Minggu, 09 Agustus 2009

cukup

kata cukup menggambarkan kepuasan. kepuasan terhadap apapun, secara fisik ataupun bathin. titik dimana tidak mau lagi akan sesuatu itu atau yang lain sebagai pengganti.
tentu saja gambaran cukup yang kumaksud ini hanya dari satu sudut pandang saja.

dari sudut pandang yang lain kata cukup menggambarkan keadaan di bawah standar.
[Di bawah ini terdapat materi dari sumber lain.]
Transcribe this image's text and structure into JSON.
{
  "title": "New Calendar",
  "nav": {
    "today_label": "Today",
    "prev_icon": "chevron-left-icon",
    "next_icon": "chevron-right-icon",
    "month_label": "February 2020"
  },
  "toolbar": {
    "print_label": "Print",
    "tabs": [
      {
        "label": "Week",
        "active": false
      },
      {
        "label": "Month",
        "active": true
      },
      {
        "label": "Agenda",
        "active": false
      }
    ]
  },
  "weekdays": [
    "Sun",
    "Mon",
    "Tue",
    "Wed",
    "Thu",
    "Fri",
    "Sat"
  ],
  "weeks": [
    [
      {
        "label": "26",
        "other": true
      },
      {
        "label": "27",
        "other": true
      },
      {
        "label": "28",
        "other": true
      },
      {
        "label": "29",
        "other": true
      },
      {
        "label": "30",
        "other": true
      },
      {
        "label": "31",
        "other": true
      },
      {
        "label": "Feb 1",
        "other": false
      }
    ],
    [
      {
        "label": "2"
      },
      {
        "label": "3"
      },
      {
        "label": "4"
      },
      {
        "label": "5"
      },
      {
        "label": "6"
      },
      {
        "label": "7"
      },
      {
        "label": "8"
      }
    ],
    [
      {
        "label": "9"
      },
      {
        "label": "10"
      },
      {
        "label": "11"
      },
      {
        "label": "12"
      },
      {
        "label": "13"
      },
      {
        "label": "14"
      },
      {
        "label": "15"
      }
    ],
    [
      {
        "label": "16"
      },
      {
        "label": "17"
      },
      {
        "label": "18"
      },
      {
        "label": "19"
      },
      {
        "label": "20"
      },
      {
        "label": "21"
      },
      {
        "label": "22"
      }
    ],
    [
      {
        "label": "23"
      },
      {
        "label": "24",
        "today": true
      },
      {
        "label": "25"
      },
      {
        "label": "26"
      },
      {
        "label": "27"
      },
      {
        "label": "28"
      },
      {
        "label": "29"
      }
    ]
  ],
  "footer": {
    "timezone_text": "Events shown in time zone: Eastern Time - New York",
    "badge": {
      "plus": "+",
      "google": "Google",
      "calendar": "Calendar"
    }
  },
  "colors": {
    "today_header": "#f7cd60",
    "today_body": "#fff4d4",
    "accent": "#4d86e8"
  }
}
aku sendiri sudah puas sehingga aku berteriak...CUKUP! tidak hanya sekedar berbicara tapi benar-benar berteriak!
kepuasanku terhadap kejenuhan...
kejenuhan terhadap suara-suara sumbang, pongah, dan kamuflase

puas terhadap pemikiran-pemikiran besar, luas tapi kosong
puas terhadap ide-ide cemerlang tapi tanpa nyali
puas terhadap perdebatan yang tak penting
puas terhadap argumen-argumen yang tak berpangkal ujung

kata cukupku untuk puasku kuganti dengan kata bosanku
bosanku terhadap dia, dia, dan dia
dan entah siapa lagi dia dan dia yang lain

kebanyakan hanya besar di nafsu
manusia setengah hati setengah hasrat dan entah setengah apalagi sehingga tidak bernyawa
mungkin hanya sepenggal...sepenggal roh separuh nafas

dan lebih lagi bosanku pada diriku
bosanku berada diantara mereka
bosanku menahan diri tidak menyingkir
bosanku pada pembelajaran yang tak bisa membuat semua mendapat pelajaran
bosanku pada...entah terhadap apalagi aku bosan
dan aku sendiri sudah bosan dengan kebosananku

cukup dulu berbicara,
saatnya mendengar
cukup dulu berpikir
saatnya berbuat
cukup berputar-putar
saatnya fokus
cukup sudah mencari-cari kesalahan
karna tak satupun kita yang benar

dan aku katakan cukup sudah semua kesemuan ini, aku sudah kenyang!